Diversification Opportunities for SentinelOne and Great Elm
0.72 | Correlation Coefficient |
Poor diversification
The 3 months correlation between SentinelOne and Great is 0.72. Overlapping area represents the amount of risk that can be diversified away by holding SentinelOne and Great Elm Capital in the same portfolio, assuming nothing else is changed. The correlation between historical prices or returns on Great Elm Capital and SentinelOne is a relative statistical measure of the degree to which these equity instruments tend to move together. The correlation coefficient measures the extent to which returns on SentinelOne are associated (or correlated) with Great Elm. Values of the correlation coefficient range from -1 to +1, where. The correlation of zero (0) is possible when the price movement of Great Elm Capital has no effect on the direction of SentinelOne i.e., SentinelOne and Great Elm go up and down completely randomly.
Pair Corralation between SentinelOne and Great Elm
Taking into account the 90-day investment horizon SentinelOne is expected to generate 6.85 times more return on investment than Great Elm. However, SentinelOne is 6.85 times more volatile than Great Elm Capital. It trades about 0.03 of its potential returns per unit of risk. Great Elm Capital is currently generating about 0.06 per unit of risk. If you would invest 2,550 in SentinelOne on September 1, 2024 and sell it today you would earn a total of 245.00 from holding SentinelOne or generate 9.61% return on investment over 90 days.
Time Period | 3 Months [change] |
Direction | Moves Together |
Strength | Significant |
Accuracy | 80.32% |
Values | Daily Returns |
SentinelOne vs.

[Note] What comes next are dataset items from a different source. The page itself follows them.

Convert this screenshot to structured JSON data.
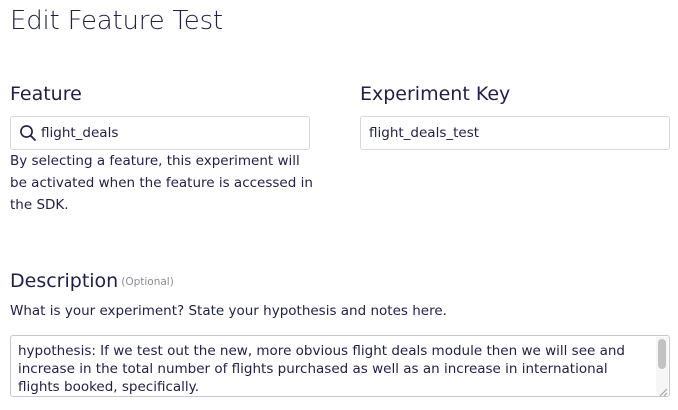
{
  "page": {
    "title": "Edit Feature Test"
  },
  "feature": {
    "label": "Feature",
    "value": "flight_deals",
    "icon": "search-icon",
    "helper": "By selecting a feature, this experiment will be activated when the feature is accessed in the SDK."
  },
  "experiment_key": {
    "label": "Experiment Key",
    "value": "flight_deals_test"
  },
  "description": {
    "label": "Description",
    "optional_tag": "(Optional)",
    "prompt": "What is your experiment? State your hypothesis and notes here.",
    "value": "hypothesis: If we test out the new, more obvious flight deals module then we will see and increase in the total number of flights purchased as well as an increase in international flights booked, specifically."
  },
  "colors": {
    "text": "#1f1f4a",
    "border": "#d6d6dc",
    "muted": "#8c8c99"
  }
}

Great Elm Capital
Performance |
Timeline |
SentinelOne |
Great Elm Capital |
Risk-Adjusted Performance
0 of 100
Weak | Strong |
Insignificant
SentinelOne and Great Elm Volatility Contrast
Predicted Return Density |
Returns |
Pair Trading with SentinelOne and Great Elm
The main advantage of trading using opposite SentinelOne and Great Elm positions is that it hedges away some unsystematic risk. Because of two separate transactions, even if SentinelOne position performs unexpectedly, Great Elm can make up some of the losses. Pair trading also minimizes risk from directional movements in the market. For example, if an entire industry or sector drops because of unexpected headlines, the short position in Great Elm will offset losses from the drop in Great Elm's long position.SentinelOne vs. Palo Alto Networks | SentinelOne vs. Uipath Inc | SentinelOne vs. Block Inc | SentinelOne vs. Adobe Systems Incorporated |
Check out your portfolio center.Note that this page's information should be used as a complementary analysis to find the right mix of equity instruments to add to your existing portfolios or create a brand new portfolio. You can also try the Portfolio Anywhere module to track or share privately all of your investments from the convenience of any device.